It took me a long while to realize this, or at least to come to the terms of the truth of it.
My first major relationship ended when I was accused of being unromantic. My thoughts: "Oh yeah, romance is supposed to be a part of this." Then, "Uhh...what the hell is romance?"
I figured, from then on, maybe I could fake it. Whatever it was.
It's true that society makes you feel incomplete if you're not part of a couple. It didn't help me that, early on, my motivations were more physical and social than emotional. By social I mean I would become interested in someone if I thought we'd look good together, or if I just wanted to be seen with them. Pretty shallow, but there you have it.
Each relationship felt emptier than the last. I would wait for that spark to ignite in me, but it never happened.
Then there was a period when I would half-heartedly pursue dates, until it got to the point where every time I made plans, I would soon start thinking, "Here I go again. Should I even be doing this?"
The funny thing is, I still retain a tiny spark of that desire to have someone. It's almost an involuntary thing. But I can easily talk myself out of it in about two seconds.
I have never been in love. I suppose that would sound sad to many people, but it doesn't bother me at all. To be honest, I find the phrase "I have no close friends" to be more distressing.
As far as other people go, I just don't 'get' love. Other people have fallen in love with me and I can't understand how this can happen, since in every case, I have never given any indication that I was interested in an emotional bond. Maybe I gave off vibes unknowingly, but still, I can't understand how someone can put their heart out on a limb so easily and recklessly.

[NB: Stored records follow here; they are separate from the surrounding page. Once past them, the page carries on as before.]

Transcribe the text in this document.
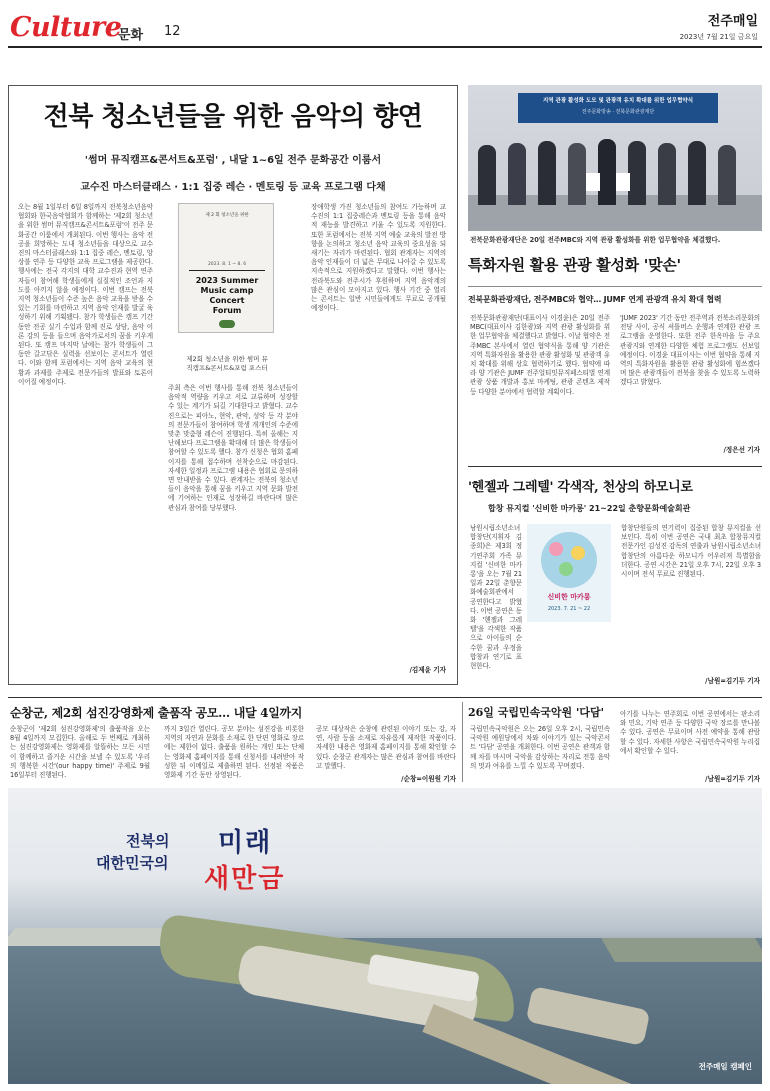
Culture
문화 12
전주매일
2023년 7월 21일 금요일
전북 청소년들을 위한 음악의 향연
'썸머 뮤직캠프&콘서트&포럼' , 내달 1~6일 전주 문화공간 이룸서
교수진 마스터클래스 · 1:1 집중 레슨 · 멘토링 등 교육 프로그램 다채
오는 8월 1일부터 6일 8일까지 전북청소년음악협회와 한국음악협회가 함께하는 '제2회 청소년을 위한 썸머 뮤직캠프&콘서트&포럼'이 전주 문화공간 이룸에서 개최된다. 이번 행사는 음악 전공을 희망하는 도내 청소년들을 대상으로 교수진의 마스터클래스와 1:1 집중 레슨, 멘토링, 앙상블 연주 등 다양한 교육 프로그램을 제공한다. 행사에는 전국 각지의 대학 교수진과 현역 연주자들이 참여해 학생들에게 실질적인 조언과 지도를 아끼지 않을 예정이다. 이번 캠프는 전북 지역 청소년들이 수준 높은 음악 교육을 받을 수 있는 기회를 마련하고 지역 음악 인재를 발굴 육성하기 위해 기획됐다. 참가 학생들은 캠프 기간 동안 전공 실기 수업과 함께 진로 상담, 음악 이론 강의 등을 들으며 음악가로서의 꿈을 키우게 된다. 또 캠프 마지막 날에는 참가 학생들이 그동안 갈고닦은 실력을 선보이는 콘서트가 열린다. 이와 함께 포럼에서는 지역 음악 교육의 현황과 과제를 주제로 전문가들의 발표와 토론이 이어질 예정이다.
제 2 회 청소년을 위한
2023. 8. 1 ~ 8. 6
2023 Summer
Music camp
Concert
Forum
제2회 청소년을 위한 썸머 뮤직캠프&콘서트&포럼 포스터
주최 측은 이번 행사를 통해 전북 청소년들이 음악적 역량을 키우고 서로 교류하며 성장할 수 있는 계기가 되길 기대한다고 밝혔다. 교수진으로는 피아노, 현악, 관악, 성악 등 각 분야의 전문가들이 참여하며 학생 개개인의 수준에 맞춘 맞춤형 레슨이 진행된다. 특히 올해는 지난해보다 프로그램을 확대해 더 많은 학생들이 참여할 수 있도록 했다. 참가 신청은 협회 홈페이지를 통해 접수하며 선착순으로 마감된다. 자세한 일정과 프로그램 내용은 협회로 문의하면 안내받을 수 있다. 관계자는 전북의 청소년들이 음악을 통해 꿈을 키우고 지역 문화 발전에 기여하는 인재로 성장하길 바란다며 많은 관심과 참여를 당부했다.
장애학생 가진 청소년들의 참여도 가능하며 교수진의 1:1 집중레슨과 멘토링 등을 통해 음악적 재능을 발견하고 키울 수 있도록 지원한다. 또한 포럼에서는 전북 지역 예술 교육의 발전 방향을 논의하고 청소년 음악 교육의 중요성을 되새기는 자리가 마련된다. 협회 관계자는 지역의 음악 인재들이 더 넓은 무대로 나아갈 수 있도록 지속적으로 지원하겠다고 말했다. 이번 행사는 전라북도와 전주시가 후원하며 지역 음악계의 많은 관심이 모아지고 있다. 행사 기간 중 열리는 콘서트는 일반 시민들에게도 무료로 공개될 예정이다.
/김제윤 기자
지역 관광 활성화 도모 및 관광객 유치 확대를 위한 업무협약식
전주문화방송 · 전북문화관광재단
전북문화관광재단은 20일 전주MBC와 지역 관광 활성화를 위한 업무협약을 체결했다.
특화자원 활용 관광 활성화 '맞손'
전북문화관광재단, 전주MBC와 협약… JUMF 연계 관광객 유치 확대 협력
전북문화관광재단(대표이사 이경윤)은 20일 전주MBC(대표이사 김한광)와 지역 관광 활성화를 위한 업무협약을 체결했다고 밝혔다. 이날 협약은 전주MBC 본사에서 열린 협약식을 통해 양 기관은 지역 특화자원을 활용한 관광 활성화 및 관광객 유치 확대를 위해 상호 협력하기로 했다. 협약에 따라 양 기관은 JUMF 전주얼티밋뮤직페스티벌 연계 관광 상품 개발과 홍보 마케팅, 관광 콘텐츠 제작 등 다양한 분야에서 협력할 계획이다.
'JUMF 2023' 기간 동안 전주역과 전북소리문화의전당 사이, 공식 셔틀버스 운행과 연계한 관광 프로그램을 운영한다. 또한 전주 한옥마을 등 주요 관광지와 연계한 다양한 체험 프로그램도 선보일 예정이다. 이경윤 대표이사는 이번 협약을 통해 지역의 특화자원을 활용한 관광 활성화에 힘쓰겠다며 많은 관광객들이 전북을 찾을 수 있도록 노력하겠다고 밝혔다.
/정은선 기자
'헨젤과 그레텔' 각색작, 천상의 하모니로
합창 뮤지컬 '신비한 마카롱' 21~22일 춘향문화예술회관
남원시립소년소녀합창단(지휘자 김종희)은 제3회 정기연주회 가족 뮤지컬 '신비한 마카롱'을 오는 7월 21일과 22일 춘향문화예술회관에서 공연한다고 밝혔다. 이번 공연은 동화 '헨젤과 그레텔'을 각색한 작품으로 아이들의 순수한 꿈과 우정을 합창과 연기로 표현한다.
신비한 마카롱
2023. 7. 21 ~ 22
합창단원들의 연기력이 집중된 합창 뮤지컬을 선보인다. 특히 이번 공연은 국내 최초 합창뮤지컬 전문가인 김성진 감독의 연출과 남원시립소년소녀합창단의 아름다운 하모니가 어우러져 특별함을 더한다. 공연 시간은 21일 오후 7시, 22일 오후 3시이며 전석 무료로 진행된다.
/남원=김기두 기자
순창군, 제2회 섬진강영화제 출품작 공모… 내달 4일까지
순창군이 '제2회 섬진강영화제'의 출품작을 오는 8월 4일까지 모집한다. 올해로 두 번째로 개최하는 섬진강영화제는 영화제를 알뜰하는 모든 시민이 함께하고 즐거운 시간을 보낼 수 있도록 '우리의 행복한 시간'(our happy time)' 주제로 9월 16일부터 진행된다.
까지 3일간 열린다. 공모 분야는 섬진강을 비롯한 지역의 자연과 문화를 소재로 한 단편 영화로 장르에는 제한이 없다. 출품을 원하는 개인 또는 단체는 영화제 홈페이지를 통해 신청서를 내려받아 작성한 뒤 이메일로 제출하면 된다. 선정된 작품은 영화제 기간 동안 상영된다.
공모 대상작은 순창에 관련된 이야기 또는 강, 자연, 사람 등을 소재로 자유롭게 제작한 작품이다. 자세한 내용은 영화제 홈페이지를 통해 확인할 수 있다. 순창군 관계자는 많은 관심과 참여를 바란다고 말했다.
/순창=이원원 기자
26일 국립민속국악원 '다담'
국립민속국악원은 오는 26일 오후 2시, 국립민속국악원 예원당에서 차와 이야기가 있는 국악콘서트 '다담' 공연을 개최한다. 이번 공연은 관객과 함께 차를 마시며 국악을 감상하는 자리로 전통 음악의 멋과 여유를 느낄 수 있도록 꾸며졌다.
아기를 나누는 연주회로 이번 공연에서는 판소리와 민요, 기악 연주 등 다양한 국악 장르를 만나볼 수 있다. 공연은 무료이며 사전 예약을 통해 관람할 수 있다. 자세한 사항은 국립민속국악원 누리집에서 확인할 수 있다.
/남원=김기두 기자
전북의
대한민국의
미래
새만금
전주매일 캠페인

I've hurt people badly because of this, but I don't feel remorseful and I don't blame myself. Not because I want to be cold or cruel, but because every time someone told me they loved me, I'd think "But I didn't do anything!" Being the subject of unrequited love is like having a bee buzzing around you that you can't get rid of and you're afraid if you're too blunt or aggressive in swatting it away, you will get stung.
I Dream 5 wrote:So...my suggestion (to the overwhelming majority of us with Schizoid Personality Disorder) is to accept the fact that you aren't relationship material and don't second-guess it. Don't be tempted by the non-Schizoid World. It isn't worth trying to play a game that you really don't want to play in the first place.
I think this is a lesson that is better off learned through some kind of experience or insight. I would guess it's much easier to accept if you've at least tried.